Шамиль со своей свитой отчетливо видел, как над петляющей вдоль ущелья тропой поднялись и заклубились столбы пыли, быстро приближаясь к аулу. Скакали верховые, но гранитные гребни до времени скрывали их. Минута, другая… и над каменной гривой отвесной скалы внезапно объявились всадники – точно выпорхнули из-под земли. Их оказалось не менее двадцати. Силуэты наездников были вычеканены на чароитовом крае неба.

Их сразу опознали. Это были воины Джемалдин-бека Ахильчиева, которому было доверено охранять один из передовых завалов.

– Уо! Джемал!

– Джемал едет! Волла-ги!

– С ним трое гяуров! – возбужденно, бряцая оружием, на разные голоса закричали собравшиеся.

Да, это Джемалдин-бек гнал коня в ставку Шамиля. И вместе с мюршидом, в окружении воинов-гази, во весь опор скакали царские «аскеры».[28 - То же, что и нукеры; у горских народов Кавказа в XIX в. – воин, дружинник личной охраны военачальника, слуга (тюрк.).]. В руке одного из них, будто горящий факел, трепетал на древке белый флажок.

С десяток мюридов Шамиля барсами вскочили на горячих скакунов и понеслись навстречу Джемалу, который только что показался из-за последнего «колена» каменной гряды.

В бешеной скачке кони сошлись – голова с головой, завертелись в пыльной воронке из грив, оскаленных пастей, крупов и хвостов.

– Ассалам алейкум, Джемал! – приветствовали джигиты известного мюршида. – Да будет голова твоя всегда здрава! С чем хорошим приехал?

– Ваалейкум салам, братья! Имам у себя? – вопросом на вопрос ответил разгоряченный Джемалдин-бек и, услышав положительный ответ, обжег жеребца плетью.

…Когда отряд Ахильчиева с провожатыми остановился перед своим владыкой, все всадники тут же спешились и низко склонили головы. Поклонились имаму и русские офицеры.
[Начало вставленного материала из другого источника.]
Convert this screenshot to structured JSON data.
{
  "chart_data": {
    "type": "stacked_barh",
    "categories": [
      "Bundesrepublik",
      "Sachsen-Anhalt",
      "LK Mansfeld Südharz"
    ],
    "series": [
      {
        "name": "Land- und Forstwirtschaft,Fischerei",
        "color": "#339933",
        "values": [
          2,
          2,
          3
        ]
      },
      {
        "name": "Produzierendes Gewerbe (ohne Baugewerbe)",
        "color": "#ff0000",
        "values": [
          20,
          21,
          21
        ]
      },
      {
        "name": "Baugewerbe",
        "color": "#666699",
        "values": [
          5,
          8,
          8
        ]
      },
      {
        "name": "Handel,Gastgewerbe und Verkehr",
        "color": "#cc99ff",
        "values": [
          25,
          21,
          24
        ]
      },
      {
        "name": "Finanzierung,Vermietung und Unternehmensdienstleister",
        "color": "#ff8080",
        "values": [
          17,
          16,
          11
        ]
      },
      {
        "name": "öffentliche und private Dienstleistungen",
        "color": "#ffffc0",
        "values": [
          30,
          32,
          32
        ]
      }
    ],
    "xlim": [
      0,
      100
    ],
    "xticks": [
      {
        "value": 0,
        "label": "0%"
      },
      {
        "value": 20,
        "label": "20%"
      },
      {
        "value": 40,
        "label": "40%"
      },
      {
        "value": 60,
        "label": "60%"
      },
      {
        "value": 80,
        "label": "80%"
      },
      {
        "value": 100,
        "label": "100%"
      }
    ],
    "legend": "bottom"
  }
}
Дарго утих, будто вымер. Слышно было, как на ближнем склоне жалобно блеял потерявший свою отару ягненок и откуда-то снизу, из распадка, ему призывно вторила обеспокоенная мать.

…Опрятный молодой юнкер Петр Белов, в руках которого мажорно и бодро трепетал на ветру белый флажок парламентера, поднял голову и близоруко вгляделся в огромную враждебную толпу горцев, которая дышала злобой и ненавистью. Его беспокойный взгляд встретился со взглядом имама, не выражавшим ничего, кроме презрения. Не обращая внимания на приехавших русских, Шамиль, растягивая слова, устало спросил Извинского:

– Кто они? И зачем они здесь?

– Это парламентеры, имам. Они прибыли сюда по приказу командующего графа Воронцова… Полагаю, будут склонять вас к капитуляции.

– Вот как? – Под воздетой бровью Шамиля хищно блеснул черно-фиолетовый глаз, и сквозь нарастающий гул послышался его твердый голос:

– Люди общин! Люди свободного Имамата! К вам мое слово, слушайте меня! Вот стоят перед вами три гяура, три врага, посланные своим сардаром. По приказу Белого царя они вторглись в наши священные горы с оружием для дурного дела – убивать тех, кому эта земля была завещана предками и Аллахом. На Кавказе не принято скрываться от гостя, у наших народов принято приютить, обогреть и накормить путника или просящего. Адат говорит: «Гость в сакле – от Бога». Первых беглых урусов, которые пришли из-за Терека, мы приютили, помогли чем могли… Отвели им поля, дали баранов, кусок хлеба с нашей земли… И готовы были назвать кунаками… Но чем отплатили неверные нам?! Врагам они указали дорогу в наши аулы! Они помогали внезапно напасть на нас, чтобы предательски погубить тех, кто протянул им руку в беде! И вот теперь уже тридцать лет льется кровь в горах и на равнинах. Нет ни одного ущелья на Кавказе, ни одного аула, который бы хоть однажды не пострадал от этих поганых собак! Вы – люди общин – знаете низамы нашего Имамата… законы адата и шариата! Что скажете на это, люди?.. Я – ваш третий имам – поведал обо всем, так принимайте решение…

Шамиль замолк и, закрыв глаза, воздел руки ладонями кверху. Беззвучно прочтя молитву, он огладил себе руками лицо, соединив их в конце бороды.